The pattern is easy – select the suitable questions and create (an) article(s) answering them.
You can enlarge your list with Google’s People also ask box. Enter one of the questions into Google’s search field, and watch the results:
Use these questions within your content and include them as your H2/H3 subheads to create an effective content structure.
Next, you need to utilize one of the SEO tools you have at your disposal. With Serpstat or Ahrefs, you’ll complete your keyword research in a few clicks.
I’ll go with Serpstat. Enter your seed keyword into the tool’s search box, select your country, and click on Search. Go to the Keyword Selection section and apply the Keywords filter > Includes > add the modifiers from any of the stages.
I’ve collected all the keywords I want to use in my articles for the awareness stage (repeat the same actions for the other stages of the buyer’s journey). To collect the right keywords for the specific pages, you need to group them either manually or using a tool. It will take forever for me to group three thousand words myself, so I’ll use automated keyword clustering.
For this purpose, go to the Tools section, open Keyword Clustering and Text Analytics, and start a new project. Here you’ll need to download your exported report and configure settings. When the result is ready, you’ll see all your keywords grouped in clusters based on their semantic similarity.
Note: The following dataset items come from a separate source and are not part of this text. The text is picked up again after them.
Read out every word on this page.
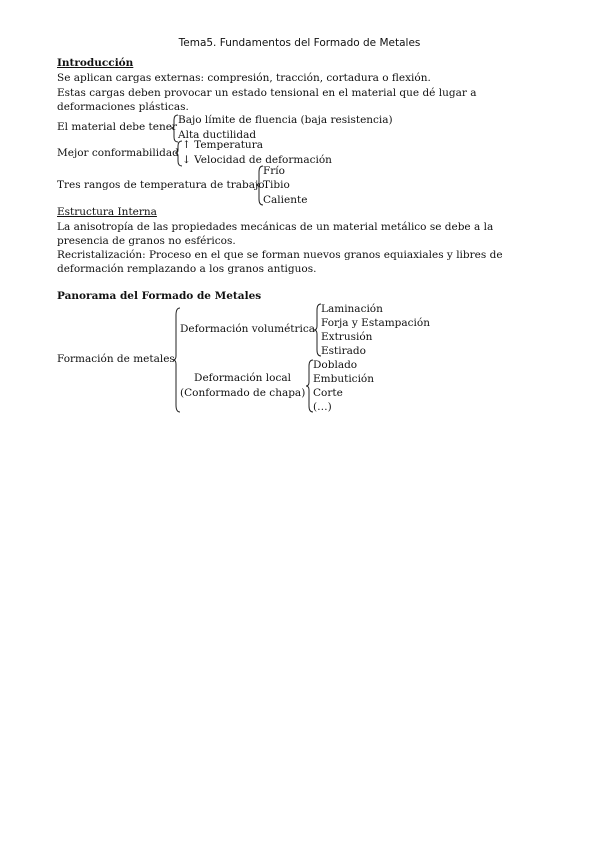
Tema5. Fundamentos del Formado de Metales
Introducción
Se aplican cargas externas: compresión, tracción, cortadura o flexión.
Estas cargas deben provocar un estado tensional en el material que dé lugar a deformaciones plásticas.
El material debe tener
Bajo límite de fluencia (baja resistencia)
Alta ductilidad
Mejor conformabilidad
↑ Temperatura
↓ Velocidad de deformación
Tres rangos de temperatura de trabajo
Frío
Tibio
Caliente
Estructura Interna
La anisotropía de las propiedades mecánicas de un material metálico se debe a la presencia de granos no esféricos.
Recristalización: Proceso en el que se forman nuevos granos equiaxiales y libres de deformación remplazando a los granos antiguos.
Panorama del Formado de Metales
Formación de metales
Deformación volumétrica
Laminación
Forja y Estampación
Extrusión
Estirado
Deformación local
(Conformado de chapa)
Doblado
Embutición
Corte
(…)
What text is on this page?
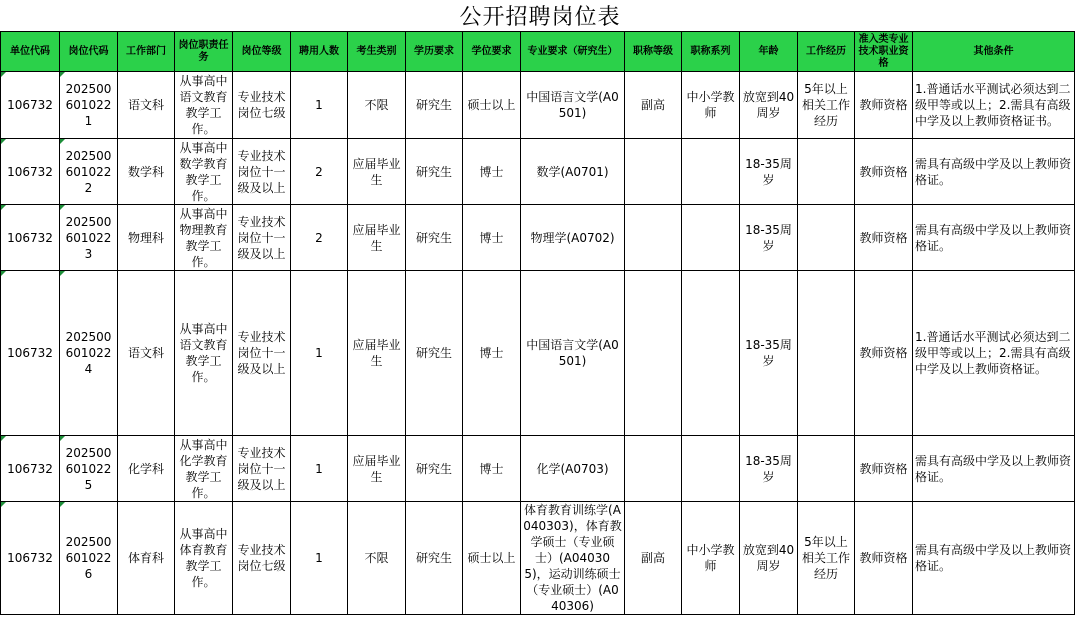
公开招聘岗位表
单位代码	岗位代码	工作部门	岗位职责任务	岗位等级	聘用人数	考生类别	学历要求	学位要求	专业要求（研究生）	职称等级	职称系列	年龄	工作经历	准入类专业技术职业资格	其他条件
106732	2025006010221	语文科	从事高中语文教育教学工作。	专业技术岗位七级	1	不限	研究生	硕士以上	中国语言文学(A0501)	副高	中小学教师	放宽到40周岁	5年以上相关工作经历	教师资格	1.普通话水平测试必须达到二级甲等或以上；2.需具有高级中学及以上教师资格证书。
106732	2025006010222	数学科	从事高中数学教育教学工作。	专业技术岗位十一级及以上	2	应届毕业生	研究生	博士	数学(A0701)			18-35周岁		教师资格	需具有高级中学及以上教师资格证。
106732	2025006010223	物理科	从事高中物理教育教学工作。	专业技术岗位十一级及以上	2	应届毕业生	研究生	博士	物理学(A0702)			18-35周岁		教师资格	需具有高级中学及以上教师资格证。
106732	2025006010224	语文科	从事高中语文教育教学工作。	专业技术岗位十一级及以上	1	应届毕业生	研究生	博士	中国语言文学(A0501)			18-35周岁		教师资格	1.普通话水平测试必须达到二级甲等或以上；2.需具有高级中学及以上教师资格证。
106732	2025006010225	化学科	从事高中化学教育教学工作。	专业技术岗位十一级及以上	1	应届毕业生	研究生	博士	化学(A0703)			18-35周岁		教师资格	需具有高级中学及以上教师资格证。
106732	2025006010226	体育科	从事高中体育教育教学工作。	专业技术岗位七级	1	不限	研究生	硕士以上	体育教育训练学(A040303)，体育教学硕士（专业硕士）(A040305)，运动训练硕士（专业硕士）(A040306)	副高	中小学教师	放宽到40周岁	5年以上相关工作经历	教师资格	需具有高级中学及以上教师资格证。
Knowing which types of search queries fit the specific buyer’s journey stage and having all these keywords grouped, you can easily implement them into your content.
The Right Content at the Right Time = Higher Conversions
Do you want to create content that drives leads and converts customers? To reach this goal, you should understand your target audience and create a content marketing strategy that covers every stage of your buyer’s journey.